Uma dessas questões prende-se com a forma pela qual os laços sociais das comunidades se criam. A religião, sobretudo nas sociedades tradicionais, tem por função dar coesão às comunidades, proporcionando-lhes segurança contra os choques externos, garantindo os mecanismos de reprodução social. Porém, para além da religião, há a considerar a política – enquanto governo de uma comunidade, de uma polis – como a outra forma de criar e manter os laços de coesão social.
Colocada a questão nestes termos, não será exagerado apontar o mundo árabe como o mundo em que a religião joga um papel preponderante na sociedade, mantendo a supremacia sobre a política. A lei, por exemplo, não pode contrariar o islão, estando-lhe subordinada. Neste sentido, a religião (re ligare = tornar a ligar) desempenha claramente a sua função de ligação e coesão social. A civilização islâmica tem origem numa crença religiosa comum, inspirada num texto sagrado, e define-se a si mesma em termos de submissão (islam = submissão), não em termos de liberdade. O muçulmano é aquele que se entregou, se submeteu e assim obteve segurança.

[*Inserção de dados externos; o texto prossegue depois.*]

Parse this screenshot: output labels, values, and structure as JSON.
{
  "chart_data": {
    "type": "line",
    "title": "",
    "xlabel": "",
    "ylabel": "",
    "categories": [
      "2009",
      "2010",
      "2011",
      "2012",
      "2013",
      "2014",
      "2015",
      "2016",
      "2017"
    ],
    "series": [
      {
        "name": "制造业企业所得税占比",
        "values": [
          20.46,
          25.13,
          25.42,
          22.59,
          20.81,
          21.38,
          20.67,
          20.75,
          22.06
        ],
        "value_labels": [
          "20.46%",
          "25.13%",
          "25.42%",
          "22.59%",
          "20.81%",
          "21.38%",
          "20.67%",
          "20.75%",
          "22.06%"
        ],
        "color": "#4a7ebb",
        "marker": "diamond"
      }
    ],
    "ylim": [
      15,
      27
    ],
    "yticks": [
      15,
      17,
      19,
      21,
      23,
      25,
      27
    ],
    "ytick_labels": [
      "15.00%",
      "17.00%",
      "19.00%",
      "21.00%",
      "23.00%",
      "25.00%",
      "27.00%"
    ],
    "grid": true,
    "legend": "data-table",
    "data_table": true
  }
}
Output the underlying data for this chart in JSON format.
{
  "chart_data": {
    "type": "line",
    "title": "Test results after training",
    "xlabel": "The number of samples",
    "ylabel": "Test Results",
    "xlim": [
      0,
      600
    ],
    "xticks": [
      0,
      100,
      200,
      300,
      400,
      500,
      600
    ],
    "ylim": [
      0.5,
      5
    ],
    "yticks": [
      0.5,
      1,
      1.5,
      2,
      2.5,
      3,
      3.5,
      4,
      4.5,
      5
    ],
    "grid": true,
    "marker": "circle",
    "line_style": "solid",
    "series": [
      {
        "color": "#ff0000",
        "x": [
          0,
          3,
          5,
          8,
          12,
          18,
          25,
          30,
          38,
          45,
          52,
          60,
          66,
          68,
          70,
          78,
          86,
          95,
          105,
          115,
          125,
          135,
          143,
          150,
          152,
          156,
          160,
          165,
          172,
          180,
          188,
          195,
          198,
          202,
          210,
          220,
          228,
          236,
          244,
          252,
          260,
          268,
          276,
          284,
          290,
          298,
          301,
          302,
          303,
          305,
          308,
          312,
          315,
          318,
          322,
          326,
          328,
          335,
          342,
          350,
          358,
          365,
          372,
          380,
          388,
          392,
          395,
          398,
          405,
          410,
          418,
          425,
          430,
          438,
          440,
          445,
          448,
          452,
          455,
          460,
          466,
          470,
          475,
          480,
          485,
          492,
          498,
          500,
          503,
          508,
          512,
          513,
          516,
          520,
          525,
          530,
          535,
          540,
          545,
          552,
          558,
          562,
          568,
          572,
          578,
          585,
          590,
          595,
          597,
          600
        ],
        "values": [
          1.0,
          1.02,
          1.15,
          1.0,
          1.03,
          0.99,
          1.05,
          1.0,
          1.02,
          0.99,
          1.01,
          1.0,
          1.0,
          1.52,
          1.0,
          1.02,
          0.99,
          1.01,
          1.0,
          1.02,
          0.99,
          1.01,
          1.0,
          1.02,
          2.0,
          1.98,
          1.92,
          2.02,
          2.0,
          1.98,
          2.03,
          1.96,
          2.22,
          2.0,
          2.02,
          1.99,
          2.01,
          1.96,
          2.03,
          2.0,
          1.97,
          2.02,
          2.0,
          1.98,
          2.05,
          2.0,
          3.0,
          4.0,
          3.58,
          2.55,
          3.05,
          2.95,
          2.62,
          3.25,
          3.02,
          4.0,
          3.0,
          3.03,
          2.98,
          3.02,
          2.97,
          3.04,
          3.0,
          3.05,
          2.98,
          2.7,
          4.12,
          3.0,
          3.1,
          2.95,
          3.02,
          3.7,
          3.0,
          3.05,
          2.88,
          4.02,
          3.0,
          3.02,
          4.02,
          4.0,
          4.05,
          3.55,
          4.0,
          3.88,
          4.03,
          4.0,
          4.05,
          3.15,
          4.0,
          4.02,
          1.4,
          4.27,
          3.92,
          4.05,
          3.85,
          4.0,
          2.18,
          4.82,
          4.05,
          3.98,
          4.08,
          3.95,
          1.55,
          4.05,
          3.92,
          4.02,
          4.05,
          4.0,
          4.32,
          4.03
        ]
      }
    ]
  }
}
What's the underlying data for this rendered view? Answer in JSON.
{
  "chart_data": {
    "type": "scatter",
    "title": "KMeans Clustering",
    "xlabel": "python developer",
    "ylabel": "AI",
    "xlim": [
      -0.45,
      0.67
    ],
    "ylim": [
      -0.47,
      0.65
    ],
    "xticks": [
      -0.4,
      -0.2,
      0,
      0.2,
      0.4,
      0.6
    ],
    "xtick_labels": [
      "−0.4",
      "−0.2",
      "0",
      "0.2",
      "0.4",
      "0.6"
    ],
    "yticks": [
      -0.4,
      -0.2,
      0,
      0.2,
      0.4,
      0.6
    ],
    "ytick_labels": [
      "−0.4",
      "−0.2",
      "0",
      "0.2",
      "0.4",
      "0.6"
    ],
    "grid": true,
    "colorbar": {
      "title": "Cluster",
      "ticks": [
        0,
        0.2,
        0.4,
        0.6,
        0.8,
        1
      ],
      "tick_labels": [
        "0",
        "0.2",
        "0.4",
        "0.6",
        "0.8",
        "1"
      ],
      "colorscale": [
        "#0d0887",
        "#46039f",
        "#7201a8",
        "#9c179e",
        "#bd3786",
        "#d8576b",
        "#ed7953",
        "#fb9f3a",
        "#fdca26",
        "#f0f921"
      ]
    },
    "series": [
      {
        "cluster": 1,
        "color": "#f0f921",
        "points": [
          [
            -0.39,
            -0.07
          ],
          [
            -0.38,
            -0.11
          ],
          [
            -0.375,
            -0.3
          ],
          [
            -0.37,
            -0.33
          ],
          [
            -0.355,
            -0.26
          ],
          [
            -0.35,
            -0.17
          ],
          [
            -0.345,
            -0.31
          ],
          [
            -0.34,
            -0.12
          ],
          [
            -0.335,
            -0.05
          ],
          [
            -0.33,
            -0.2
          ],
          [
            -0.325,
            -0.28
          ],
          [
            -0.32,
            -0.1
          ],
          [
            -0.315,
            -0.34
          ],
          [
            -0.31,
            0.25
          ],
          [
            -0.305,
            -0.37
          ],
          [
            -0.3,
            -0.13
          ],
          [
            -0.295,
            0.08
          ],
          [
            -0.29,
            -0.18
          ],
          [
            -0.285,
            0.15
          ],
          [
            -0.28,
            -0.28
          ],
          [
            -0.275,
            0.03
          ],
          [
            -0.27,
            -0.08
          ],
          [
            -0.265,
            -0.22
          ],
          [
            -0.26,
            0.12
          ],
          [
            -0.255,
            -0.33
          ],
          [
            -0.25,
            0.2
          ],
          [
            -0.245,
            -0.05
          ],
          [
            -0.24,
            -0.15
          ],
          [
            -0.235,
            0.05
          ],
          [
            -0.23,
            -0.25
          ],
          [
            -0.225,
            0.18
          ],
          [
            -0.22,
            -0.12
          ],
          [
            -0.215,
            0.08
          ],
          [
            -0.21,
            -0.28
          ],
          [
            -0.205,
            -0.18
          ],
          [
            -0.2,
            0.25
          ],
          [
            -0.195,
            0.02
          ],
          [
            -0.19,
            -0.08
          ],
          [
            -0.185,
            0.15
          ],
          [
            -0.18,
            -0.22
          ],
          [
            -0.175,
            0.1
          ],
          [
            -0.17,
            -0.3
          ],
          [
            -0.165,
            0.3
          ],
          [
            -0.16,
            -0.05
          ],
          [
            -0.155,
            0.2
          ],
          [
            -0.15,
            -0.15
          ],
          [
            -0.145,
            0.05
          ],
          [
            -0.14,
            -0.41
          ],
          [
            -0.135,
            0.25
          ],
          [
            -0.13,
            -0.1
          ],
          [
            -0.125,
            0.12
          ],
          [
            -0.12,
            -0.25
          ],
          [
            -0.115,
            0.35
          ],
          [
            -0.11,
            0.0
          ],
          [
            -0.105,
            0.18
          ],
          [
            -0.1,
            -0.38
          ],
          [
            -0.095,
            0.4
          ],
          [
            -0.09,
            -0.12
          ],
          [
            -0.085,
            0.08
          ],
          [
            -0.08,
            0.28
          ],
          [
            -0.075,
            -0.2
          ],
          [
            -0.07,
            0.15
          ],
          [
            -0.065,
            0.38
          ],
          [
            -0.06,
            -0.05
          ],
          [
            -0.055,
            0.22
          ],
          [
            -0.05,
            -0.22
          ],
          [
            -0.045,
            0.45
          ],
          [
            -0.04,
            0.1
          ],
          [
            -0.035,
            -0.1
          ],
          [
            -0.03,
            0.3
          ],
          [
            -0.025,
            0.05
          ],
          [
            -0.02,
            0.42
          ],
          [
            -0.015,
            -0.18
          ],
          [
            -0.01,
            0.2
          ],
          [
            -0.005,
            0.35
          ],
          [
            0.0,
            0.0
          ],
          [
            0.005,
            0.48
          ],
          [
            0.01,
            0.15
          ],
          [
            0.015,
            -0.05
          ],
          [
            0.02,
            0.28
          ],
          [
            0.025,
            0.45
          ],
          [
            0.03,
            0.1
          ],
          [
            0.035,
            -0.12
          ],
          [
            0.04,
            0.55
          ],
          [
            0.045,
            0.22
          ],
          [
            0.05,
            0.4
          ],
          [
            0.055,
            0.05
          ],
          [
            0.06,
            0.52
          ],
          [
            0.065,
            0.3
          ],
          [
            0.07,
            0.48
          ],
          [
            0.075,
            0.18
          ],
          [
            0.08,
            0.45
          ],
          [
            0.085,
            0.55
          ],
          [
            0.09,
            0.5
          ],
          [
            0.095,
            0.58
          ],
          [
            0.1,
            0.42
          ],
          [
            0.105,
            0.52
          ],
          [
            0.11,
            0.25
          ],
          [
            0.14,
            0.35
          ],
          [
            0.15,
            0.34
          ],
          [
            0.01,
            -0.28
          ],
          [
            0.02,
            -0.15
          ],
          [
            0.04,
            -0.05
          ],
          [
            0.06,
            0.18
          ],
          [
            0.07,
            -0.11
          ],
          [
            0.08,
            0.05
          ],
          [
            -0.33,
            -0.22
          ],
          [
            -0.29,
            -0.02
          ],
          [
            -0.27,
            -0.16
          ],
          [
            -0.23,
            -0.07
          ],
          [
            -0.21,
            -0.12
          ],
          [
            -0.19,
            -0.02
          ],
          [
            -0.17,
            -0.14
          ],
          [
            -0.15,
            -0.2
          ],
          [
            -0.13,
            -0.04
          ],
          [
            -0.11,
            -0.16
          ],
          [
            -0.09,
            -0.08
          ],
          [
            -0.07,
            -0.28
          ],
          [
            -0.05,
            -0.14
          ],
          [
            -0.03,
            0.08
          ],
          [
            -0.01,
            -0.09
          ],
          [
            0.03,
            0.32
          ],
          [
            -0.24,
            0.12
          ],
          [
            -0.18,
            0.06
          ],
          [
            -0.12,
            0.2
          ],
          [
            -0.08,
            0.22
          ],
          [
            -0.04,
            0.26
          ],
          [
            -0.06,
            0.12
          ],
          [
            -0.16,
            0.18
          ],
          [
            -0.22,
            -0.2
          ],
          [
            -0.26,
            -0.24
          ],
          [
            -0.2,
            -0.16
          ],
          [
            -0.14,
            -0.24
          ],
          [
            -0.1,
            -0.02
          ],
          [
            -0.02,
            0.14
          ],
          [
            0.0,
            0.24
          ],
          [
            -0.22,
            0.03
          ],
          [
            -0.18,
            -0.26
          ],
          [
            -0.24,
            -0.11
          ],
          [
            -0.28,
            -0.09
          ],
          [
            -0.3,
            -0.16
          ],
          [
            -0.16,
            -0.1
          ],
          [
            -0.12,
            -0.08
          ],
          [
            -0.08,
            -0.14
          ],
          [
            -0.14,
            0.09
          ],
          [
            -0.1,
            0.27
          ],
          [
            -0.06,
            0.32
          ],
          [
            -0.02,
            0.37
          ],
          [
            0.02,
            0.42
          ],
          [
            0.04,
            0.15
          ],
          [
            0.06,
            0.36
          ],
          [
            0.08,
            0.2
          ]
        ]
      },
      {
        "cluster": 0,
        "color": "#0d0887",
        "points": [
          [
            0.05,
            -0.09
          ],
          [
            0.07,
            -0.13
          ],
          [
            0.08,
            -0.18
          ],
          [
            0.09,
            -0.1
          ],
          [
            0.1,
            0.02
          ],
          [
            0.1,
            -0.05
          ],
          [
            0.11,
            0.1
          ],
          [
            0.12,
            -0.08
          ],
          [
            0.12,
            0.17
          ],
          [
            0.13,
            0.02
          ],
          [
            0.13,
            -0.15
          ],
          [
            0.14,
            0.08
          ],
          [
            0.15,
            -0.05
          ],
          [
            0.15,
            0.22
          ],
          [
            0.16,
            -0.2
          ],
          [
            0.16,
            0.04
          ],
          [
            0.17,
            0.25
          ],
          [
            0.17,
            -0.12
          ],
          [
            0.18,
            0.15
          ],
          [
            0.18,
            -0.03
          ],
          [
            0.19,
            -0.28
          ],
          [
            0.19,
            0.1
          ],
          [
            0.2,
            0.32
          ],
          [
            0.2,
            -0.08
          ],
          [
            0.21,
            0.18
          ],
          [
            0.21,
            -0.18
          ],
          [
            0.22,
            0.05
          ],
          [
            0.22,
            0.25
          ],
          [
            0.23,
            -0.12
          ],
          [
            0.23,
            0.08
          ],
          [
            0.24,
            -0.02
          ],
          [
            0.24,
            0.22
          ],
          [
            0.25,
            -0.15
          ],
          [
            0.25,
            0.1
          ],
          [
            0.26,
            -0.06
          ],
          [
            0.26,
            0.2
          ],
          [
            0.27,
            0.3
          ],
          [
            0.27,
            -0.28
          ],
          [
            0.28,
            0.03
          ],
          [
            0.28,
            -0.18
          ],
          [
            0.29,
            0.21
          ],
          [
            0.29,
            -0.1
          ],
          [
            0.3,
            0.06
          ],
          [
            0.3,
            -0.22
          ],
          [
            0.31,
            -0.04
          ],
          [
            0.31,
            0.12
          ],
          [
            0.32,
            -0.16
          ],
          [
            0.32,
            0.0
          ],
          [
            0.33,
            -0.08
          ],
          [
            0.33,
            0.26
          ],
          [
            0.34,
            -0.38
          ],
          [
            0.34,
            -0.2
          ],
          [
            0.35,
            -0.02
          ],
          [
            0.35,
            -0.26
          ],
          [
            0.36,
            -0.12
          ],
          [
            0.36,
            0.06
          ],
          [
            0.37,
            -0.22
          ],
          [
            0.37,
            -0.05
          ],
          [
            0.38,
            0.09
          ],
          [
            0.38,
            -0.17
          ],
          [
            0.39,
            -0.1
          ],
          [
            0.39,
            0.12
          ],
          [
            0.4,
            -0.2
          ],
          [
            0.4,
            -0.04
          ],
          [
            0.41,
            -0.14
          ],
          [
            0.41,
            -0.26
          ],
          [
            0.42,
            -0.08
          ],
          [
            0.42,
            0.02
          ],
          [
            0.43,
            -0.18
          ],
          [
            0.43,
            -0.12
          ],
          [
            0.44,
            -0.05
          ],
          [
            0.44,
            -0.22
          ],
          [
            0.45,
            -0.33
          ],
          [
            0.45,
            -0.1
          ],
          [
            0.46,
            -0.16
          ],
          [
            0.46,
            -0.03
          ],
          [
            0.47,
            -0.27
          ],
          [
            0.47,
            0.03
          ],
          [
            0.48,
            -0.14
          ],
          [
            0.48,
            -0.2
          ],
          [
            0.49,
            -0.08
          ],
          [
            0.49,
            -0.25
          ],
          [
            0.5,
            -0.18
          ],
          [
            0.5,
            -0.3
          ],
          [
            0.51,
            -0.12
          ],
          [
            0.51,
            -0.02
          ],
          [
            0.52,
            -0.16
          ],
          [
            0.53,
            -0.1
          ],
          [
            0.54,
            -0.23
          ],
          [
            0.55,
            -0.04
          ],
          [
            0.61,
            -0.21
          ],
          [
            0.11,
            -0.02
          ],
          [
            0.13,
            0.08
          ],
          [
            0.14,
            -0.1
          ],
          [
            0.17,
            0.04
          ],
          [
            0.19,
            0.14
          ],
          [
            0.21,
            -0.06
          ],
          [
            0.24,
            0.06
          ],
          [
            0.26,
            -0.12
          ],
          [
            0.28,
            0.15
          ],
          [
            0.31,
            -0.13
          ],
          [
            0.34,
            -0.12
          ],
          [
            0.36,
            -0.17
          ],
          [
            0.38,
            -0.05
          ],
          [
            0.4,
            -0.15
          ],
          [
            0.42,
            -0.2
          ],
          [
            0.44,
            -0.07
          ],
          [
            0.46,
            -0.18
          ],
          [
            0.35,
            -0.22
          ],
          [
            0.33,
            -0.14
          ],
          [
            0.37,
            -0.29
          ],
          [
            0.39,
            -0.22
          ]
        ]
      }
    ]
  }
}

Apesar de a civilização ocidental também ter tido a sua origem numa fé comum e num texto sagrado, pôs de parte a sua crença e o seu texto sagrado para depositar a sua confiança, não nas certezas e dogmas da fé, mas no debate aberto, na experimentação científica e na omnipresença da dúvida. Há, com efeito, uma clara separação entre o plano do religioso e do político, na maioria, se não na totalidade, dos países do mundo ocidental. A Grécia antiga constitui o berço da civilização ocidental, uma civilização que soube ver na palavra e no (bom) uso da retórica, aliada à democracia, a nova arma de conquista do poder. Enquanto a religião exige uma obediência cega, o processo político oferece participação, debate e uma legislação baseada no consentimento. O consentimento manifesta-se de duas formas: por um “contrato social”, no qual cada indivíduo acorda com todos os outros os princípios da governação, e por um processo político através do qual todos os indivíduos participam na feitura e no exercício da lei. Nisto se exprime a cidadania.